Une alimentation réduite qui stimule l'économie circulaire

Les insectes que l'on élève nécessitent beaucoup moins d'alimentation qu'une autre production. Laetitia nous fait la démonstration : "Pour obtenir 1 kg de bœuf, on va avoir besoin d'utiliser 12 kilos d'aliments (soja, mais, fruits, légumes), pour le porc on a besoin de 8 kilos d'aliments, pour 1 kg de poulet on aura besoin de 6kg d'aliments. Pour les insectes on aura juste besoin de 2 kilos, donc c'est 6 fois moins que le bœuf, 4 fois moins que le porc et 3 fois moins que le poulet". Pour l'alimentation des insectes destinés à la consommation humaine, Insagri utilise uniquement des produits écologiques certifiés sans produits chimiques et sans pesticides, possédant le label bio. "Ce sont des résidus, c'est à dire des produits non destinés à la vente, car ils ne sont pas calibrés, parce qu'ils sont abimés, un peu choqués pendant le transport. Pour les insectes destinés à l'alimentation animale, nous sommes sur des quantités beaucoup trop importantes pour utiliser des produits bio. D'autre part, tous les produits que nous achetons pour l'alimentation de nos animaux proviennent de producteurs situés à moins de 50 kg de notre site de production. C'est ça aussi une éco-ferme, c'est stimuler l'économie circulaire". Et de rappeler au passage que Malaga est la région d'Espagne la plus productrice de produits écologiques certifiés sans pesticides et sans produits chimiques.
 
Le besoin en eau
De même que pour l'alimentation, la production d'insectes nécessite beaucoup moins d'eau que celles d'autres animaux d'élevage : "la production d'1 kilo de bœuf nécessite 15.000 litres d'eau environ, et celle d'un épi de maïs 600 litres d'eau environ. Pour produire un kilo d'insectes en revanche, nous aurons besoin de moins de 10 litres d'eau".
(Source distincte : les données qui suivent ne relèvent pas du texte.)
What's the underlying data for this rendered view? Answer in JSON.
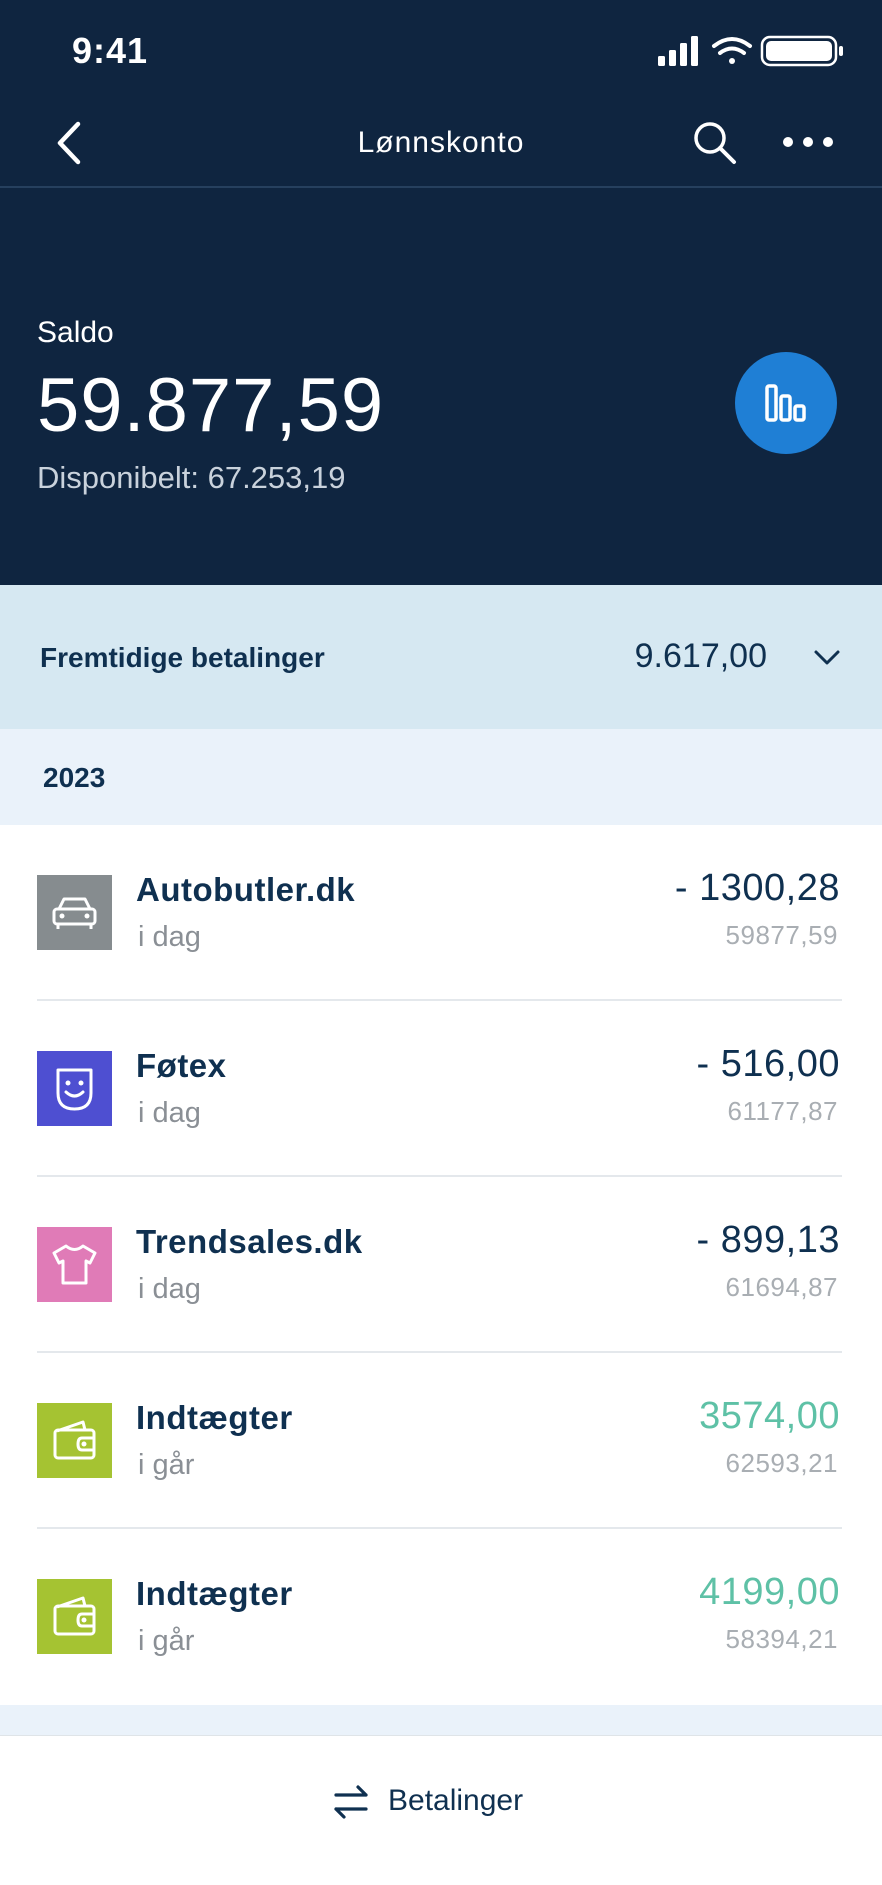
{
  "status_bar": {
    "time": "9:41"
  },
  "nav": {
    "title": "Lønnskonto"
  },
  "account": {
    "balance_label": "Saldo",
    "balance": "59.877,59",
    "available": "Disponibelt: 67.253,19"
  },
  "future_payments": {
    "label": "Fremtidige betalinger",
    "value": "9.617,00"
  },
  "year": "2023",
  "transactions": [
    {
      "name": "Autobutler.dk",
      "when": "i dag",
      "amount": "- 1300,28",
      "balance": "59877,59",
      "icon": "car-icon",
      "icon_color": "#868c8f",
      "positive": false
    },
    {
      "name": "Føtex",
      "when": "i dag",
      "amount": "- 516,00",
      "balance": "61177,87",
      "icon": "smiley-bag-icon",
      "icon_color": "#4e4fd1",
      "positive": false
    },
    {
      "name": "Trendsales.dk",
      "when": "i dag",
      "amount": "- 899,13",
      "balance": "61694,87",
      "icon": "tshirt-icon",
      "icon_color": "#e07bb7",
      "positive": false
    },
    {
      "name": "Indtægter",
      "when": "i går",
      "amount": "3574,00",
      "balance": "62593,21",
      "icon": "wallet-icon",
      "icon_color": "#a5c332",
      "positive": true
    },
    {
      "name": "Indtægter",
      "when": "i går",
      "amount": "4199,00",
      "balance": "58394,21",
      "icon": "wallet-icon",
      "icon_color": "#a5c332",
      "positive": true
    }
  ],
  "tabbar": {
    "payments_label": "Betalinger"
  },
  "colors": {
    "header_bg": "#0f2540",
    "accent": "#1f7fd5",
    "future_bg": "#d6e8f2",
    "positive": "#5ec1a6",
    "text_dark": "#0f3050"
  }
}
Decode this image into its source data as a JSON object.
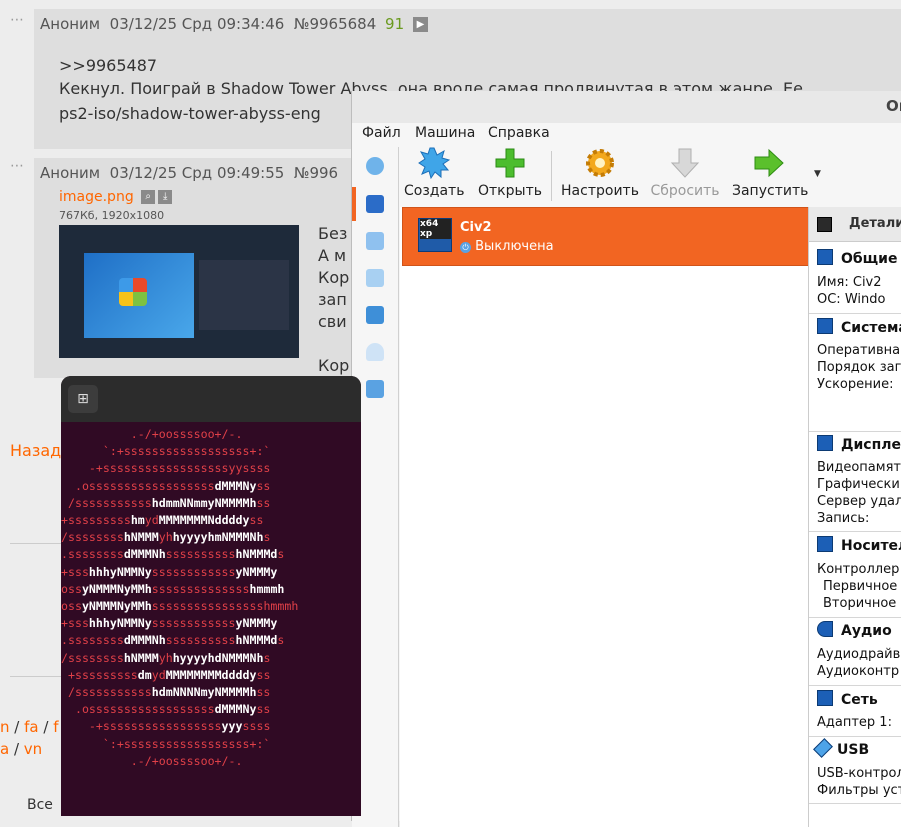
{
  "forum": {
    "post1": {
      "author": "Аноним",
      "datetime": "03/12/25 Срд 09:34:46",
      "number": "№9965684",
      "replies": "91",
      "reply_link": ">>9965487",
      "text": "Кекнул. Поиграй в Shadow Tower Abyss, она вроде самая продвинутая в этом жанре. Ее",
      "link": "ps2-iso/shadow-tower-abyss-eng"
    },
    "post2": {
      "author": "Аноним",
      "datetime": "03/12/25 Срд 09:49:55",
      "number": "№996",
      "file_name": "image.png",
      "file_info": "767Кб, 1920x1080",
      "text_lines": [
        "Без",
        "А м",
        "Кор",
        "зап",
        "сви",
        "",
        "Кор"
      ]
    },
    "back_link": "Назад",
    "board_links": [
      "n",
      "fa",
      "f",
      "a",
      "vn"
    ],
    "bottom_text": "Все"
  },
  "vbox": {
    "title": "Or",
    "menu": [
      "Файл",
      "Машина",
      "Справка"
    ],
    "toolbar": [
      {
        "label": "Создать",
        "icon": "new-vm-icon"
      },
      {
        "label": "Открыть",
        "icon": "add-vm-icon"
      },
      {
        "label": "Настроить",
        "icon": "settings-gear-icon"
      },
      {
        "label": "Сбросить",
        "icon": "discard-arrow-icon"
      },
      {
        "label": "Запустить",
        "icon": "start-arrow-icon"
      }
    ],
    "vm": {
      "name": "Civ2",
      "state": "Выключена",
      "os_badge": "x64 xp"
    },
    "details_tab": "Детали",
    "sections": {
      "general": {
        "title": "Общие",
        "rows": [
          "Имя:   Civ2",
          "ОС:    Windo"
        ]
      },
      "system": {
        "title": "Система",
        "rows": [
          "Оперативна",
          "Порядок заг",
          "Ускорение:"
        ]
      },
      "display": {
        "title": "Дисплей",
        "rows": [
          "Видеопамят",
          "Графически",
          "Сервер удал",
          "Запись:"
        ]
      },
      "storage": {
        "title": "Носител",
        "rows": [
          "Контроллер",
          " Первичное",
          " Вторичное"
        ]
      },
      "audio": {
        "title": "Аудио",
        "rows": [
          "Аудиодрайв",
          "Аудиоконтр"
        ]
      },
      "network": {
        "title": "Сеть",
        "rows": [
          "Адаптер 1:"
        ]
      },
      "usb": {
        "title": "USB",
        "rows": [
          "USB-контрол",
          "Фильтры уст"
        ]
      }
    }
  },
  "terminal": {
    "newtab_icon": "new-tab-icon"
  },
  "colors": {
    "accent_orange": "#ff6600",
    "vm_selected": "#f26522",
    "terminal_bg": "#300a24"
  }
}
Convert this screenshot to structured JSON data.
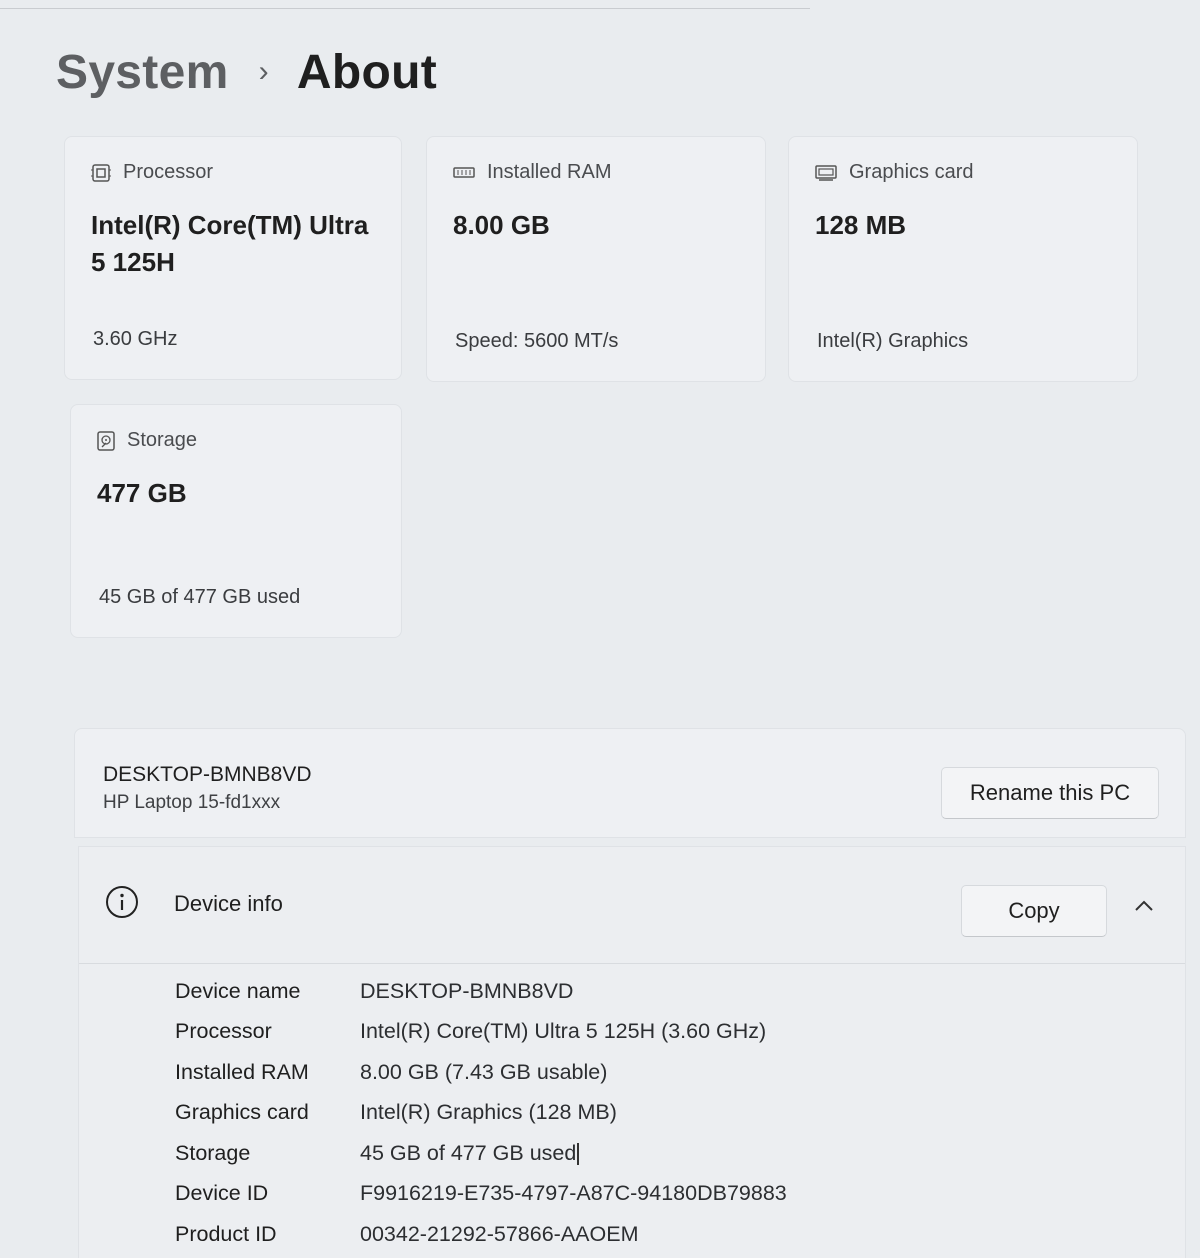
{
  "breadcrumb": {
    "parent": "System",
    "separator": "›",
    "current": "About"
  },
  "specs_cards": [
    {
      "icon": "processor-icon",
      "label": "Processor",
      "value": "Intel(R) Core(TM) Ultra 5 125H",
      "sub": "3.60 GHz"
    },
    {
      "icon": "ram-icon",
      "label": "Installed RAM",
      "value": "8.00 GB",
      "sub": "Speed: 5600 MT/s"
    },
    {
      "icon": "graphics-card-icon",
      "label": "Graphics card",
      "value": "128 MB",
      "sub": "Intel(R) Graphics"
    },
    {
      "icon": "storage-icon",
      "label": "Storage",
      "value": "477 GB",
      "sub": "45 GB of 477 GB used"
    }
  ],
  "pc": {
    "name": "DESKTOP-BMNB8VD",
    "model": "HP Laptop 15-fd1xxx",
    "rename_label": "Rename this PC"
  },
  "device_info": {
    "title": "Device info",
    "copy_label": "Copy",
    "rows": [
      {
        "label": "Device name",
        "value": "DESKTOP-BMNB8VD"
      },
      {
        "label": "Processor",
        "value": "Intel(R) Core(TM) Ultra 5 125H (3.60 GHz)"
      },
      {
        "label": "Installed RAM",
        "value": "8.00 GB (7.43 GB usable)"
      },
      {
        "label": "Graphics card",
        "value": "Intel(R) Graphics (128 MB)"
      },
      {
        "label": "Storage",
        "value": "45 GB of 477 GB used"
      },
      {
        "label": "Device ID",
        "value": "F9916219-E735-4797-A87C-94180DB79883"
      },
      {
        "label": "Product ID",
        "value": "00342-21292-57866-AAOEM"
      }
    ]
  }
}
Consommation énergétique minimale
Le choix de Malaga pour l'installation de la ferme d'insecte ne s'est pas fait au hasard. Outre la production locale de produits écologiques, les gérants d'Insagri ont choisi la zone pour son climat. C'est l'une des régions offrant les meilleures conditions climatiques en Europe pour l'élevage d'insectes. Les petites bêtes doivent être maintenues entre 28 et 33 degrés pour être dans des conditions naturelles de reproduction. A Malaga, les producteurs peuvent profiter d'un climat idéal pendant au moins 8 mois de l'année.

L'insecte est beaucoup moins polueur
La gestion des résidus des animaux d'élevage est un problème européen. "Les animaux sont responsables de la production de 18% des gaz à effet de serres, c'est une préoccupation internationale", explique Laetitia. "Les insectes émettent très peu de gaz à effet de serre à très peu de gaz d'ammoniaques". De plus, les insectes ne sont pas énergivores et nécessitent peu d'espace. L'élevage peut être réalisé dans un espace confiné, sur des étagères en hauteur.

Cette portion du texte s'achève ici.